If anything should disqualify someone from God working through them…it seems like this would fit the bill. And yet, God ultimately remembers David as “a man after his own heart” (Acts 13:22). And David even ends up writing a huge portion of Psalms—amazing Psalms that still encourage and inspire many Christians on a daily basis.

We don’t know about you—but when we read the account of David’s failure, we don’t feel compelled that he deserves forgiveness. He messed up really bad. He hurt other people in terrible ways. And this resistance to forgiveness translates to how we view our failure, too. When we fail, it’s hard to accept forgiveness, because we know if we were the ones in charge, we might not dole it out.

Here’s the good news (for David, and for us!): God’s forgiveness isn’t determined by what we deserve. This Psalm tells us what forgiveness is based on: 

“Have mercy on me, O God, according to your unfailing love; according to your great compassion blot out my transgressions. Wash away all my iniquity and cleanse me from my sin” (Psalm 51:1–2, emphasis added).

No matter how big your fail, God’s compassion is greater. The severity of your mistake is not examined before God decides whether or not to forgive you. His own mercy and compassion is what’s considered (and it’s endlessly good). 

Don’t be afraid of failure, because there is healing forgiveness we can find in God’s great mercy.

Failure in the Bible: Peter’s Betrayal (Luke 22:54–62)

We can feel like failures when we lack courage—when we wish we would’ve spoken up about the thing we stayed quiet about, or we regret a choice we made out of fear. 

Peter’s betrayal of Jesus is another example of failure in the Bible.

Peter and Jesus were tight. It wasn’t a casual acquaintance. Peter was a dedicated disciple of Jesus. So much so, that Jesus called him the foundation on which he’d build the church (Matthew 16:18).

Yet, when Jesus was seized by the authorities and on track for his eventual execution, Peter’s concern for his own safety seemed to overtake any sense of loyalty he felt towards Jesus. Peter denied even knowing Jesus not once, not twice, but three times.

Peter’s story doesn’t end with his betrayal of Jesus though—or even his bitter tears when he realized the gravity of what he’d done (Luke 22:62).

Peter still becomes a founding leader of the early church, just as Jesus promised.
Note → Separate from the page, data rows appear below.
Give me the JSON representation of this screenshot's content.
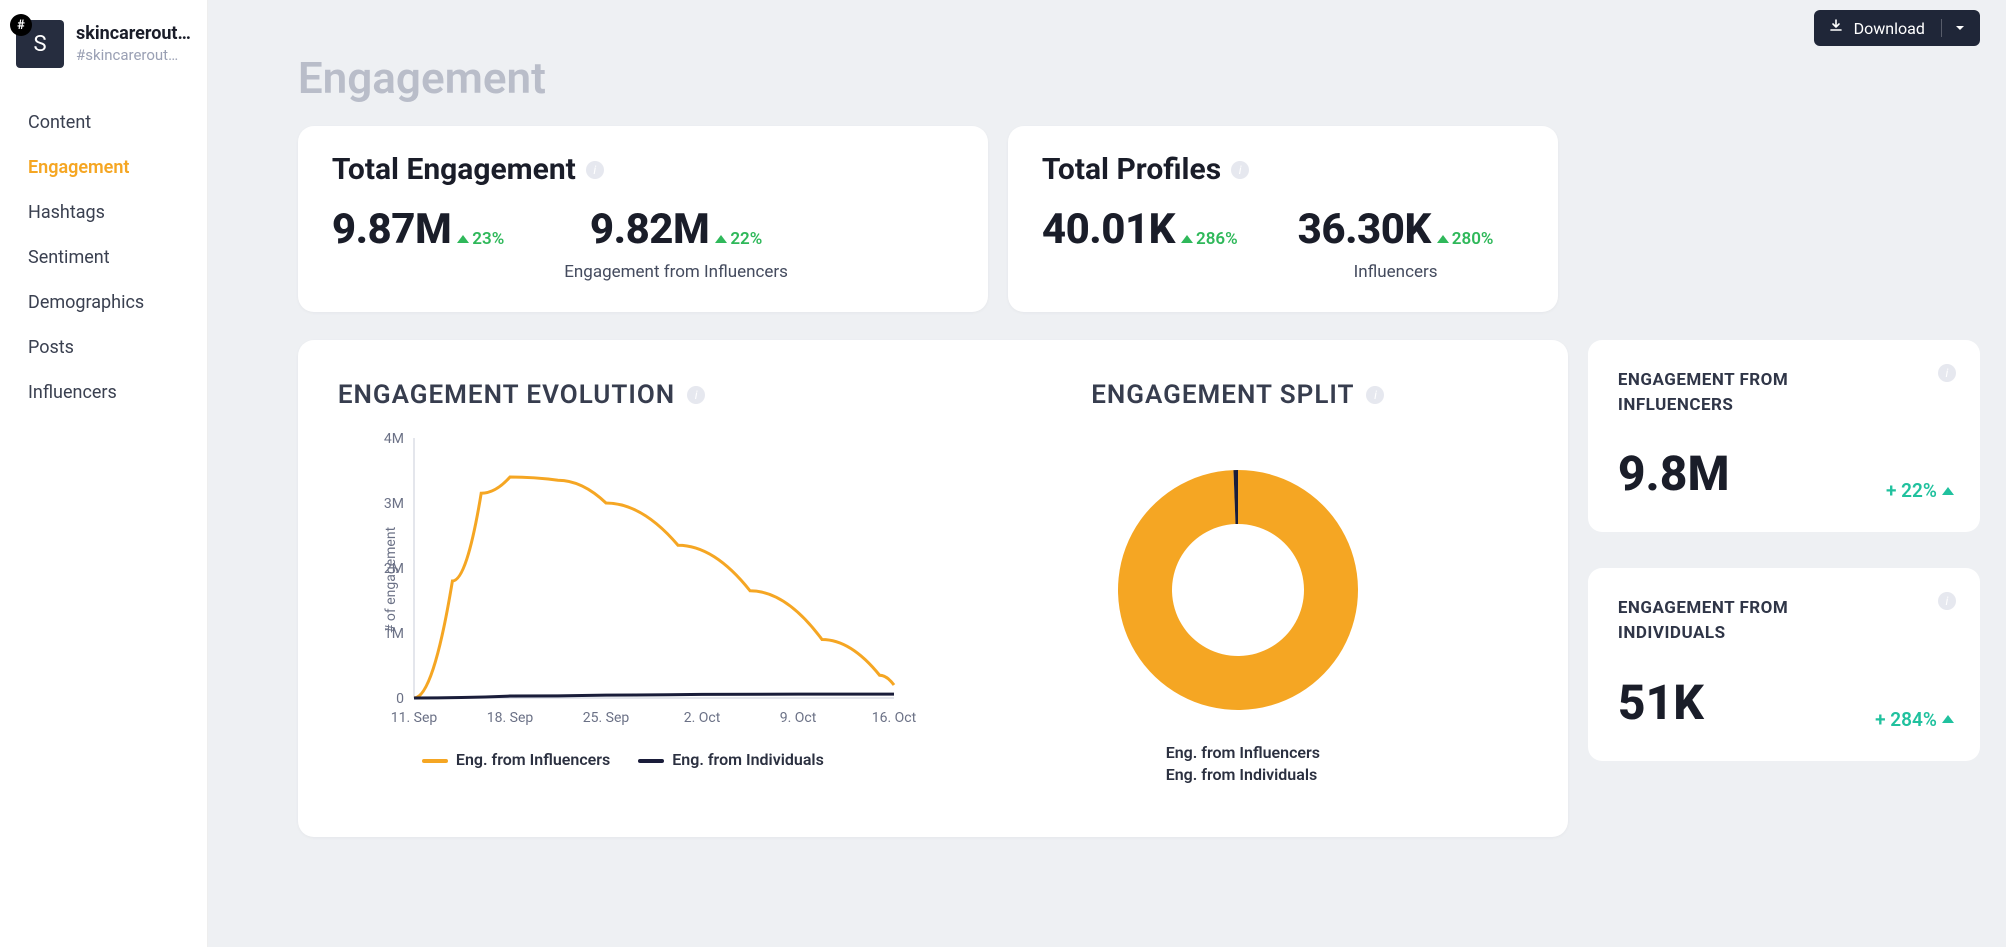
{
  "colors": {
    "accent": "#f5a623",
    "dark": "#1f2638",
    "pos_green": "#2fb85a",
    "teal": "#20c19e",
    "bg": "#eef0f3",
    "card": "#ffffff",
    "muted": "#b9bdc9",
    "text": "#1a1d29",
    "grid": "#d9dce4",
    "navy": "#1a1d3a"
  },
  "brand": {
    "badge_letter": "S",
    "hash": "#",
    "title": "skincarerout…",
    "subtitle": "#skincarerout…"
  },
  "nav": {
    "items": [
      {
        "label": "Content",
        "active": false
      },
      {
        "label": "Engagement",
        "active": true
      },
      {
        "label": "Hashtags",
        "active": false
      },
      {
        "label": "Sentiment",
        "active": false
      },
      {
        "label": "Demographics",
        "active": false
      },
      {
        "label": "Posts",
        "active": false
      },
      {
        "label": "Influencers",
        "active": false
      }
    ]
  },
  "download": {
    "label": "Download"
  },
  "page": {
    "title": "Engagement"
  },
  "total_engagement": {
    "title": "Total Engagement",
    "primary": {
      "value": "9.87M",
      "delta": "23%",
      "dir": "up"
    },
    "secondary": {
      "value": "9.82M",
      "delta": "22%",
      "dir": "up",
      "sub": "Engagement from Influencers"
    }
  },
  "total_profiles": {
    "title": "Total Profiles",
    "primary": {
      "value": "40.01K",
      "delta": "286%",
      "dir": "up"
    },
    "secondary": {
      "value": "36.30K",
      "delta": "280%",
      "dir": "up",
      "sub": "Influencers"
    }
  },
  "evolution": {
    "title": "ENGAGEMENT EVOLUTION",
    "type": "line",
    "ylabel": "# of engagement",
    "yticks": [
      "0",
      "1M",
      "2M",
      "3M",
      "4M"
    ],
    "ylim": [
      0,
      4000000
    ],
    "xticks": [
      "11. Sep",
      "18. Sep",
      "25. Sep",
      "2. Oct",
      "9. Oct",
      "16. Oct"
    ],
    "series": [
      {
        "name": "Eng. from Influencers",
        "color": "#f5a623",
        "points": [
          [
            0,
            0
          ],
          [
            0.08,
            1800000
          ],
          [
            0.14,
            3150000
          ],
          [
            0.2,
            3400000
          ],
          [
            0.3,
            3350000
          ],
          [
            0.4,
            3000000
          ],
          [
            0.55,
            2350000
          ],
          [
            0.7,
            1650000
          ],
          [
            0.85,
            900000
          ],
          [
            0.97,
            350000
          ],
          [
            1.0,
            200000
          ]
        ]
      },
      {
        "name": "Eng. from Individuals",
        "color": "#1a1d3a",
        "points": [
          [
            0,
            0
          ],
          [
            0.2,
            30000
          ],
          [
            0.4,
            45000
          ],
          [
            0.6,
            55000
          ],
          [
            0.8,
            60000
          ],
          [
            1.0,
            60000
          ]
        ]
      }
    ],
    "line_width": 3
  },
  "split": {
    "title": "ENGAGEMENT SPLIT",
    "type": "donut",
    "slices": [
      {
        "name": "Eng. from Influencers",
        "value": 99.4,
        "color": "#f5a623"
      },
      {
        "name": "Eng. from Individuals",
        "value": 0.6,
        "color": "#1a1d3a"
      }
    ],
    "inner_radius_pct": 55
  },
  "side": {
    "influencers": {
      "title": "ENGAGEMENT FROM INFLUENCERS",
      "value": "9.8M",
      "delta": "+ 22%"
    },
    "individuals": {
      "title": "ENGAGEMENT FROM INDIVIDUALS",
      "value": "51K",
      "delta": "+ 284%"
    }
  }
}
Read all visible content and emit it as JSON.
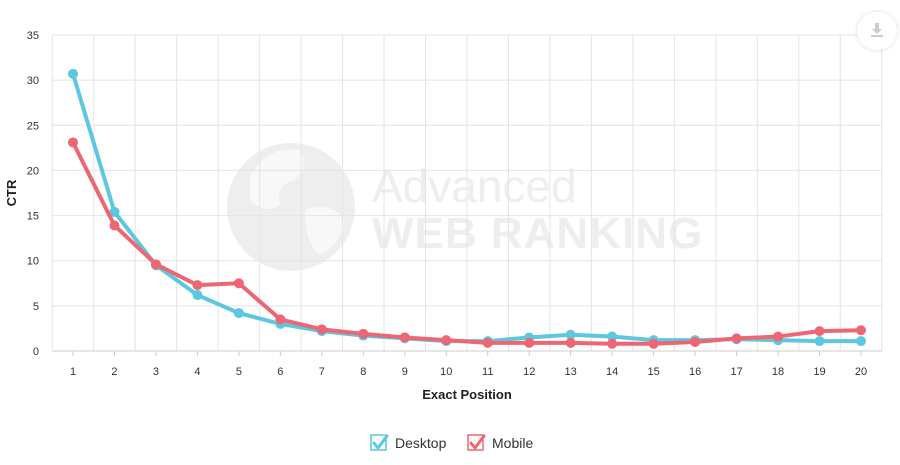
{
  "chart_data": {
    "type": "line",
    "title": "",
    "xlabel": "Exact Position",
    "ylabel": "CTR",
    "categories": [
      "1",
      "2",
      "3",
      "4",
      "5",
      "6",
      "7",
      "8",
      "9",
      "10",
      "11",
      "12",
      "13",
      "14",
      "15",
      "16",
      "17",
      "18",
      "19",
      "20"
    ],
    "ylim": [
      0,
      35
    ],
    "yticks": [
      0,
      5,
      10,
      15,
      20,
      25,
      30,
      35
    ],
    "grid": true,
    "legend_position": "bottom-center",
    "series": [
      {
        "name": "Desktop",
        "color": "#5bc8df",
        "values": [
          30.7,
          15.4,
          9.5,
          6.2,
          4.2,
          3.0,
          2.2,
          1.7,
          1.4,
          1.1,
          1.1,
          1.5,
          1.8,
          1.6,
          1.2,
          1.2,
          1.3,
          1.2,
          1.1,
          1.1
        ]
      },
      {
        "name": "Mobile",
        "color": "#ef6673",
        "values": [
          23.1,
          13.9,
          9.6,
          7.3,
          7.5,
          3.5,
          2.4,
          1.9,
          1.5,
          1.2,
          0.9,
          0.9,
          0.9,
          0.8,
          0.8,
          1.0,
          1.4,
          1.6,
          2.2,
          2.3
        ]
      }
    ]
  },
  "watermark": {
    "line1": "Advanced",
    "line2": "WEB RANKING",
    "icon": "globe-icon"
  },
  "toolbar": {
    "download_icon": "download-icon"
  }
}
Instead of wallowing in his failure, Peter found a way to trust Jesus’ promise that he would be a great leader of the church. He didn’t walk into that role perfectly qualified for it, or full of great courage. We’re sure it was a bumpy road getting there…but ultimately, Peter’s failure did not define his story. 

Failure doesn’t have to define your story, either. 


God Is Bigger than Your Failure

We don’t look at these Bible stories about failure just to humanize great leaders like Moses, David, and Peter. Yes, they were people, too. They made mistakes. But our key takeaway isn’t, “they made mistakes, so it’s okay if we do, too.”

Rather, the powerful encouragement in their stories is the assurance that God uses failure. God didn’t toss Moses aside when he doubted, David when he committed murder, or Peter when he betrayed Jesus. Instead, God did his work through imperfect, broken people. 

So don’t give up. Don’t be afraid of failure, or believe that it’s the end of your story. Believe that your mistakes and your failure are all part of your journey of God working in you to refine you and make you more like him. God is bigger than your failure.